Eigenvalues of Hypergraph Products and Reciprocal Eigenvalue Property

TL;DR

This paper explores how eigenvalues of hypergraph matrices behave under various hypergraph products, extending spectral symmetry concepts and revealing that power hypertrees lack the reciprocal eigenvalue property.

Contribution

It introduces the study of eigenvalues in hypergraph products and extends the reciprocal eigenvalue property to hypergraphs, providing new insights into hypergraph spectral theory.

Findings

Eigenvalues of hypergraph products are characterized under join, Kronecker, and corona operations.

Power hypertrees do not satisfy the reciprocal eigenvalue property.

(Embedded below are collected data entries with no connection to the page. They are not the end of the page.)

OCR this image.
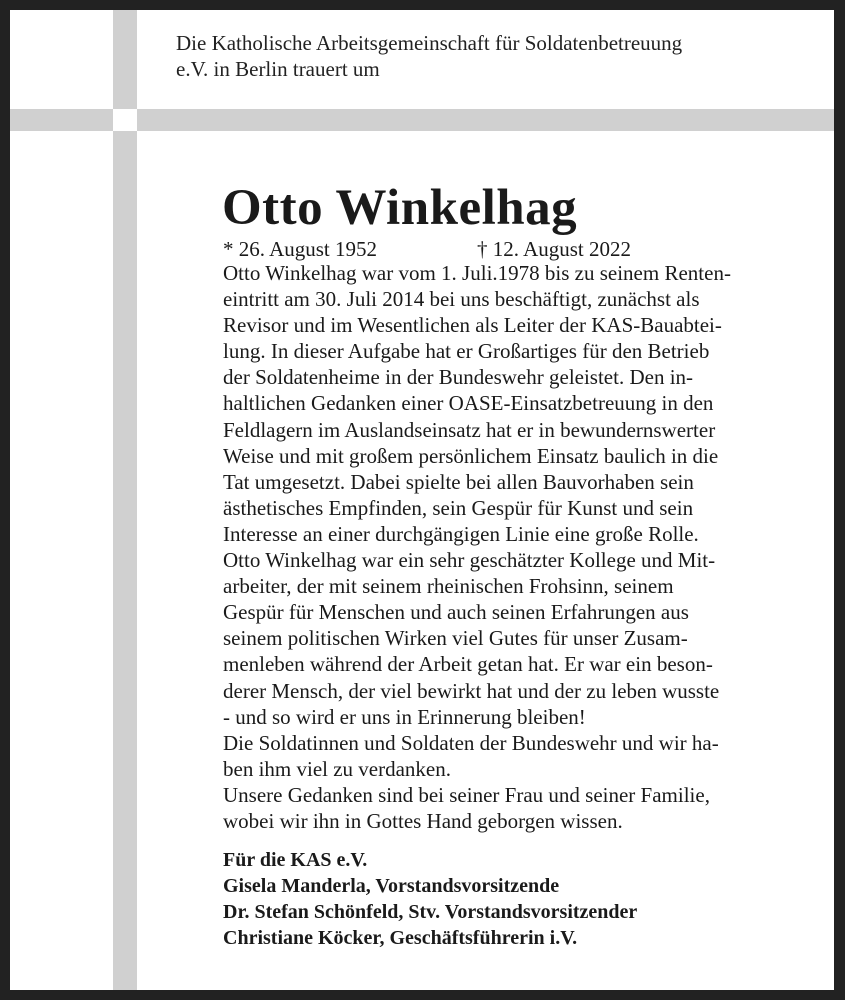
Die Katholische Arbeitsgemeinschaft für Soldatenbetreuung

e.V. in Berlin trauert um

Otto Winkelhag
* 26. August 1952	† 12. August 2022
Otto Winkelhag war vom 1. Juli.1978 bis zu seinem Renten-
eintritt am 30. Juli 2014 bei uns beschäftigt, zunächst als
Revisor und im Wesentlichen als Leiter der KAS-Bauabtei-
lung. In dieser Aufgabe hat er Großartiges für den Betrieb
der Soldatenheime in der Bundeswehr geleistet. Den in-
haltlichen Gedanken einer OASE-Einsatzbetreuung in den
Feldlagern im Auslandseinsatz hat er in bewundernswerter
Weise und mit großem persönlichem Einsatz baulich in die
Tat umgesetzt. Dabei spielte bei allen Bauvorhaben sein
ästhetisches Empfinden, sein Gespür für Kunst und sein
Interesse an einer durchgängigen Linie eine große Rolle.
Otto Winkelhag war ein sehr geschätzter Kollege und Mit-
arbeiter, der mit seinem rheinischen Frohsinn, seinem
Gespür für Menschen und auch seinen Erfahrungen aus
seinem politischen Wirken viel Gutes für unser Zusam-
menleben während der Arbeit getan hat. Er war ein beson-
derer Mensch, der viel bewirkt hat und der zu leben wusste
- und so wird er uns in Erinnerung bleiben!
Die Soldatinnen und Soldaten der Bundeswehr und wir ha-
ben ihm viel zu verdanken.
Unsere Gedanken sind bei seiner Frau und seiner Familie,
wobei wir ihn in Gottes Hand geborgen wissen.
Für die KAS e.V.
Gisela Manderla, Vorstandsvorsitzende
Dr. Stefan Schönfeld, Stv. Vorstandsvorsitzender
Christiane Köcker, Geschäftsführerin i.V.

Spectral symmetries are analyzed in the context of hypergraph structures.

Abstract

Spectral hypergraph theory has recently attracted considerable interest as it provides a natural framework for modeling higher-order relationships beyond classical graphs. In this setting, eigenvalues of adjacency, Laplacian, and signless-Laplacian hypermatrices play an important role in understanding the underlying structure of hypergraphs. In this work, we study the adjacency, Laplacian, and signless-Laplacian eigenvalues of the join, Kronecker, and corona products of hypergraphs, and examine how these spectra behave under such operations. These investigations help in better understanding the interplay between hypergraph structure and spectral properties. The reciprocal eigenvalue property is of particular interest due to the spectral symmetries it reflects. Motivated by this, we extend the notion of reciprocal eigenvalue property to hypergraphs and show that power hypertrees do not satisfy this property.